British power generator SSE will expand its green spending plan to £40 billion ($49.9 billion) over the next decade after earnings almost doubled last year.
We’re looking at solar and wind throughout Europe,” said Chief Executive Officer Alistair Phillips-Davies on a call with reporters, adding that solar in northwest Europe was of particular interest.
“America we’ve looked at a number of times and we still remain interested”, he added, though isn’t “wedded” to the country, where power prices are lower.
SSE is looking for ways to spend the cash it earned from high profit margins at its gas-fired power plants during the energy crisis, which were untouched by the UK government’s windfall tax.
The move follows signs that other British power firms like Drax Group are also pushing investments abroad.
Despite drawing big profits, gas-fired power generators were exempt from the government’s levy, which focused on renewables. Gas plants were also used across by companies across the sector in a controversial trading strategy now facing a clampdown by regulator Ofgem.
Phillips-Davies said SSE is spending more money than it’s making in profits, and is open to buying more gas-fired plants in the UK, on top of plans to build new plants with carbon capture.
“We would be interested in acquiring gas assets if they’re there,” he added, noting last year’s lucrative purchase of Triton Power Co.’s plants was unexpected.
The company announced a 40% increase in its investment pipeline until 2027 and a total of £40 billion by 2032. Adjusted operating profits from its gas-fired power plants rose to £1 billion, more than triple the prior year’s level.
SSE also reported earnings per share of 166 pence on Wednesday, higher than its guidance of 160 pence and nearly double last year’s haul.
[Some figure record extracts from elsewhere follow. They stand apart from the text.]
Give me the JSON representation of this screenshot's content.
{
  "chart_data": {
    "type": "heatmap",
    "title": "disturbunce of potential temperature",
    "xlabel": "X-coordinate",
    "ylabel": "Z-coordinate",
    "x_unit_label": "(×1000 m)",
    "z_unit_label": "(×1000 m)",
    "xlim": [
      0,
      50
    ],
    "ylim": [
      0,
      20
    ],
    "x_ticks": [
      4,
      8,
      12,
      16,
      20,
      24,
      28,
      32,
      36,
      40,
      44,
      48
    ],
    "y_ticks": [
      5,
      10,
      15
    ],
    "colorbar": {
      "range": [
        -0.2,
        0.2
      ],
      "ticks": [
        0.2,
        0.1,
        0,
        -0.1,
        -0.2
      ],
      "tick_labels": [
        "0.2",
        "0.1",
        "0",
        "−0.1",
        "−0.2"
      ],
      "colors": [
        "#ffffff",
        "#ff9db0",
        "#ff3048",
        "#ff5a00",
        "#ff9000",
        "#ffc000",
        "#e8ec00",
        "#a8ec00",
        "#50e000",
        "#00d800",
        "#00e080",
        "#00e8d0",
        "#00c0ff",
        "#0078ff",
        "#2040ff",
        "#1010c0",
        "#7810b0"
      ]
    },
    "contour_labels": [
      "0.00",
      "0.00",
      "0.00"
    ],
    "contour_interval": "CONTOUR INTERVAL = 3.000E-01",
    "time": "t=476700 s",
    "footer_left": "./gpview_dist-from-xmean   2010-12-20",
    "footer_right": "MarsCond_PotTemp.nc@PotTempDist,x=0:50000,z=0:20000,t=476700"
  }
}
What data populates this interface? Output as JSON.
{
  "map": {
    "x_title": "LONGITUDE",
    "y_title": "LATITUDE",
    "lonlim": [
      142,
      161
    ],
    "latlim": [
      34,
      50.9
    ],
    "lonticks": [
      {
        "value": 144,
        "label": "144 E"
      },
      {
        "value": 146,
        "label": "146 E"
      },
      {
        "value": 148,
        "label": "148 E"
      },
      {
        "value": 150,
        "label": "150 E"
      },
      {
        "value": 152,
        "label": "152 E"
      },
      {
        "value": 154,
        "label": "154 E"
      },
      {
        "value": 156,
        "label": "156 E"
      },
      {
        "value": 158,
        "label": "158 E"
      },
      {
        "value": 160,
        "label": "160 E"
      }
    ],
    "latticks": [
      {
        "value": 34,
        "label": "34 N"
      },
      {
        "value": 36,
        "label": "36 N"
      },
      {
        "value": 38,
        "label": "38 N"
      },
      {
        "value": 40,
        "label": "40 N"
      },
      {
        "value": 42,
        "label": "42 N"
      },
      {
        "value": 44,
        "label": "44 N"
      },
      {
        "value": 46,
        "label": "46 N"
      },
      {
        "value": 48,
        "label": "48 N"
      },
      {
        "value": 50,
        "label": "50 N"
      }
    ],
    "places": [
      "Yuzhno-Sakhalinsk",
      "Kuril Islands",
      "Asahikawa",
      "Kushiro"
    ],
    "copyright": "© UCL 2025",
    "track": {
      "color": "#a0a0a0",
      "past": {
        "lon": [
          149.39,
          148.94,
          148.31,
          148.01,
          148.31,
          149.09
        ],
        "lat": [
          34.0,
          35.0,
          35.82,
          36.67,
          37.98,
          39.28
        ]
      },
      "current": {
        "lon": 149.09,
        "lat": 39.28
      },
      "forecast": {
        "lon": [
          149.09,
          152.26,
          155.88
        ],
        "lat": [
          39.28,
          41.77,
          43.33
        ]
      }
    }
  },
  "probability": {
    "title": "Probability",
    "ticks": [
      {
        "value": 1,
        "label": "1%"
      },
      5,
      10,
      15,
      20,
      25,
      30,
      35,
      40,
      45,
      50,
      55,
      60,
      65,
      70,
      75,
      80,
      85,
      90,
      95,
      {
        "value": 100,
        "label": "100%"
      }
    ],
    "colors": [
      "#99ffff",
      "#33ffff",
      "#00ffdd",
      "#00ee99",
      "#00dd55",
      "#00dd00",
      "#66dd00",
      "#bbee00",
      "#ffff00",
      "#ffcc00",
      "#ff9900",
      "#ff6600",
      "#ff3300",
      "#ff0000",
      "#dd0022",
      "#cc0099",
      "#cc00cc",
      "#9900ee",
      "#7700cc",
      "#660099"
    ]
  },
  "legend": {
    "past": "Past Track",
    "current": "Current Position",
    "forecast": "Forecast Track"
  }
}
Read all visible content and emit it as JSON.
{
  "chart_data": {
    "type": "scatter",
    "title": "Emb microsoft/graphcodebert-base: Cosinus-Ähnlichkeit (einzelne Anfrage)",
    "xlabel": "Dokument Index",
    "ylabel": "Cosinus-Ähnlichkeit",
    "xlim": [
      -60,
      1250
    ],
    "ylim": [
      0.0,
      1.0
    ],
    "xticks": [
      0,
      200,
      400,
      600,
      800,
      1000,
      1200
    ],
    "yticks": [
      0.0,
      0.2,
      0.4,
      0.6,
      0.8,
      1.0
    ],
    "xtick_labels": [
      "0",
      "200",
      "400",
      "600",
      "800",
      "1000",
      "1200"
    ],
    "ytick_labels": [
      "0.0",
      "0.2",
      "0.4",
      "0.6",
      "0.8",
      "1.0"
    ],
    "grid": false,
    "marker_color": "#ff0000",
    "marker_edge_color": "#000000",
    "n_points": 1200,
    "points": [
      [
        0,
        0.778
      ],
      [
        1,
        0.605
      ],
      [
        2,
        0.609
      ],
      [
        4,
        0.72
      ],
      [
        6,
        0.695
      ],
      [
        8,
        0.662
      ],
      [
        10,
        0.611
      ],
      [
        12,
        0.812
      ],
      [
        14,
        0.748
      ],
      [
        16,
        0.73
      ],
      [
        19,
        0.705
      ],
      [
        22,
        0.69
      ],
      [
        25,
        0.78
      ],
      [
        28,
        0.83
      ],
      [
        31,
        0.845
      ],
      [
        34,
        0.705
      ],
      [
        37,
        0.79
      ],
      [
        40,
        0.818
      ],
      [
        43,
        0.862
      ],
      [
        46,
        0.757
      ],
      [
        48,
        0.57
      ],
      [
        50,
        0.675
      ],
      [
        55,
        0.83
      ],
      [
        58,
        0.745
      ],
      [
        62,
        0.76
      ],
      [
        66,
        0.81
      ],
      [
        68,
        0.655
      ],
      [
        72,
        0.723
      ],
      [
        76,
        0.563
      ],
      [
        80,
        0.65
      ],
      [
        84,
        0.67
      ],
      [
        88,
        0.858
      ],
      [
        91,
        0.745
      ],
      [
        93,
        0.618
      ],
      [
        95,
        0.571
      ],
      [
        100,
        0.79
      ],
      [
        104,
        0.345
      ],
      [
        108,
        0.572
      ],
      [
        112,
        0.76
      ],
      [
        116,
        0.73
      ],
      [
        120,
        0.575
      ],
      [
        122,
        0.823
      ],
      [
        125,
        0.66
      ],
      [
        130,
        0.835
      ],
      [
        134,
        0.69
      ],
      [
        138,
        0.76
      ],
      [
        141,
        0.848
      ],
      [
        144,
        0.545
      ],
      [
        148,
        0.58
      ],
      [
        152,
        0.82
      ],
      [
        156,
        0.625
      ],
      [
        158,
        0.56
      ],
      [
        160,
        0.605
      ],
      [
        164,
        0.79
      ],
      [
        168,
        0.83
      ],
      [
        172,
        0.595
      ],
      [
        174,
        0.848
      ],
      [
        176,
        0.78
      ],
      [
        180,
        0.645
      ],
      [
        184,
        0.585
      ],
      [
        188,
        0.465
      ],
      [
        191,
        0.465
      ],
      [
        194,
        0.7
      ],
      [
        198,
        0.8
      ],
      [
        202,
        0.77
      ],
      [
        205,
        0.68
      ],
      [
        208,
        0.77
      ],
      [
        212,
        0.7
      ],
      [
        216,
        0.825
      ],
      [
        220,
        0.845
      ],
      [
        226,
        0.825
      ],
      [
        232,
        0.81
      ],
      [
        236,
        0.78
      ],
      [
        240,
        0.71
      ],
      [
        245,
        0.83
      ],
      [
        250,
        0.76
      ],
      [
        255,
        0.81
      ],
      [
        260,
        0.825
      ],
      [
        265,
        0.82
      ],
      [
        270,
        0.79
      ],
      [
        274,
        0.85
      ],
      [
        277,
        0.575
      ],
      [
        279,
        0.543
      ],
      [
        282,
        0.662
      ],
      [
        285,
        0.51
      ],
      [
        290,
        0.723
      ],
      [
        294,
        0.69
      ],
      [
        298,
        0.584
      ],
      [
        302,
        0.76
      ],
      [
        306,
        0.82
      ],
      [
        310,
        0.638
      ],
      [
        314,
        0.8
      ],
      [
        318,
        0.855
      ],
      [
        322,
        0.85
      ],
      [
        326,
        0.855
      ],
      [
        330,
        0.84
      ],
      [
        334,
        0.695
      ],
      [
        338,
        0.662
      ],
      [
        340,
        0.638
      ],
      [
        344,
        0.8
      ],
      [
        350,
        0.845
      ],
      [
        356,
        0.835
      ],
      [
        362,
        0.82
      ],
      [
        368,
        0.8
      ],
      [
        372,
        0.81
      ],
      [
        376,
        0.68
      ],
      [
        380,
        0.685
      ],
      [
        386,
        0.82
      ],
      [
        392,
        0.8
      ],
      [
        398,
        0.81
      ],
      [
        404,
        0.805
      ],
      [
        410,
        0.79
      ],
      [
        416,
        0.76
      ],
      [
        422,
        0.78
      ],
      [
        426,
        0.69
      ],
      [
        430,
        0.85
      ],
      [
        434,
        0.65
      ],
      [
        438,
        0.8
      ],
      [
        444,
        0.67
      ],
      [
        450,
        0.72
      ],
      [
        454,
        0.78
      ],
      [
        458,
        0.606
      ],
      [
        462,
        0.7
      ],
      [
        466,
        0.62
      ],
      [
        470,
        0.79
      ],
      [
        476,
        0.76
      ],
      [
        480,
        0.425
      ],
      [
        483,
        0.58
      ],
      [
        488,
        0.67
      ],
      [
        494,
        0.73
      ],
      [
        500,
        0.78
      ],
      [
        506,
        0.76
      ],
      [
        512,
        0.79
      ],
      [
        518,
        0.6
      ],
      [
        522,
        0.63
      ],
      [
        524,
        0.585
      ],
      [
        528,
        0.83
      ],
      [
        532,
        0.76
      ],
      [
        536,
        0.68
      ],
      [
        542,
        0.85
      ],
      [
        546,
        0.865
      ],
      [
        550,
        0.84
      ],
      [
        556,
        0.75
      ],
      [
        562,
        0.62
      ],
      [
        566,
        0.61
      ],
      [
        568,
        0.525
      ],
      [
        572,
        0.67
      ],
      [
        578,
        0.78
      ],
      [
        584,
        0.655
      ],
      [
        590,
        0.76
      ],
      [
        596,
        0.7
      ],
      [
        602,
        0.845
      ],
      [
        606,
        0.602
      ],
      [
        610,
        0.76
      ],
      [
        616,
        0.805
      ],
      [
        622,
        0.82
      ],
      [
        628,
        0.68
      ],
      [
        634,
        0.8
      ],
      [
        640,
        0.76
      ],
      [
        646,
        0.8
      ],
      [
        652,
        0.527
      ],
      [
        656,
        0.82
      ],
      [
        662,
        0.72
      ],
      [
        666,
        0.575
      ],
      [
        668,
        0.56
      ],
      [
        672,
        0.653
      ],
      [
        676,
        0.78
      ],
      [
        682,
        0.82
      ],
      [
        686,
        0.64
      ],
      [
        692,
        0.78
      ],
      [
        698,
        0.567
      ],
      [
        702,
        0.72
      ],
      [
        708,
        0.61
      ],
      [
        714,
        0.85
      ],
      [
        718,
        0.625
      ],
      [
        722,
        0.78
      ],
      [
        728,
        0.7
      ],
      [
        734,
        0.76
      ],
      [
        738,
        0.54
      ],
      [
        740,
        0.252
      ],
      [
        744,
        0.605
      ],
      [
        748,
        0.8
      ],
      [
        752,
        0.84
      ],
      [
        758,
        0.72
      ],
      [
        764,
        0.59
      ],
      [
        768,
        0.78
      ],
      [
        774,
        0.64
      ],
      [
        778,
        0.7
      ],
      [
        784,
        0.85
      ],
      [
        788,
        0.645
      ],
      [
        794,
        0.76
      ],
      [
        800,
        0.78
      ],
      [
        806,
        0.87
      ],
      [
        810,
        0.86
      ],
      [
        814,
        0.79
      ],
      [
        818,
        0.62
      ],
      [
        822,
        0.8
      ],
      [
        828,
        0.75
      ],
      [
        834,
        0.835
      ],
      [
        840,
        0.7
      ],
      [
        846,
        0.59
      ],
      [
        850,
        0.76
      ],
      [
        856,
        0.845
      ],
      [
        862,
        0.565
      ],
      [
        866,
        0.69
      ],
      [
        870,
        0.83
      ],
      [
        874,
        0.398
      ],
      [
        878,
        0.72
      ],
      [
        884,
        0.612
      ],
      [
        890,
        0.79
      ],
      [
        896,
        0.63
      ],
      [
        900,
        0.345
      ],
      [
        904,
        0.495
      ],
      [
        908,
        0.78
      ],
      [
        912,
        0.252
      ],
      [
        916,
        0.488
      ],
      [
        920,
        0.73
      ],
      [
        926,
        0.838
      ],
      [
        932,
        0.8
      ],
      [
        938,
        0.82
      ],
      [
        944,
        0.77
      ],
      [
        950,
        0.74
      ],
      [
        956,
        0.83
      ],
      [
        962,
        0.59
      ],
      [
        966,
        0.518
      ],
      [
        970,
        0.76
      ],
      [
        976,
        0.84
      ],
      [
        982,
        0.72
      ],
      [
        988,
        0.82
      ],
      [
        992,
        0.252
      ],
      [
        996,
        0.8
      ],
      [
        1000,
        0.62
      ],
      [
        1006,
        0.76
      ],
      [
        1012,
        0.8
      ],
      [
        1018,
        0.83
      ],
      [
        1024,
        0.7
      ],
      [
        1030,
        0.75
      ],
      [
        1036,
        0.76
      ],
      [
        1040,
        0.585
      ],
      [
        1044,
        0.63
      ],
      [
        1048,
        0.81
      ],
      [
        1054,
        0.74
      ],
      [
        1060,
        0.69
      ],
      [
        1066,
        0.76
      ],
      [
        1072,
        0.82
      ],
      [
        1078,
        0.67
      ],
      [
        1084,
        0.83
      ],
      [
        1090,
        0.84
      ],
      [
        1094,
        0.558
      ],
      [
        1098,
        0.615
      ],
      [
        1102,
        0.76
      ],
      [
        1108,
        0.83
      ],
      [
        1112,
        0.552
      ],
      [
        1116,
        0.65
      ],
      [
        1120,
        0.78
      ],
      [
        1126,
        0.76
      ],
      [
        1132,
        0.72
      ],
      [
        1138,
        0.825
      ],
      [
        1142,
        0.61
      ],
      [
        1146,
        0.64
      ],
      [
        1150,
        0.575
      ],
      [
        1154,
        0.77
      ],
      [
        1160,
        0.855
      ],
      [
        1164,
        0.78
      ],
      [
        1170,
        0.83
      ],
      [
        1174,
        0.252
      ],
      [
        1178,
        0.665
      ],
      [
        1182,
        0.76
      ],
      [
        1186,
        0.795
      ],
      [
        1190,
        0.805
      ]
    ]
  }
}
It plans to boost its dividend to return to shareholders some of the bumper profits. Shares were up 0.9% at 10:54 a.m. in London after the announcement.
“America is a huge market,” said Phillips-Davies, adding “we’d be more than happy” to bring the company’s skills there, though “Europe feels more the core market.”
The CEO expects power prices in the US to remain relatively low compared to Europe, where the energy transition will keep prices robust. Half of his company’s spending over the next five years will go to infrastructure, alongside renewables and gas plants.
Policymakers in the UK and Europe need to be careful about maintaining prices in contracts-for-difference subsidy programs, he said, which offer guaranteed prices for power generation. Fixed revenue figures have fallen steeply in recent years as supply chain inflation has risen, making it trickier for developers to build renewables.
The company also canceled the sale of a 25% stake in its power distribution business, saying it now wants to invest more in infrastructure, but could look again at the sale later in the decade, Phillips-Davies said. It plans to grow its annual dividend by between 5% and 10% until 2026/27.
Phillips-Davies said that pressure by activist investor Elliott Investment Management LP to spin out SSE’s renewables business has “absolutely been put to bed,” adding the proposals were “an irrelevant distraction” for the company.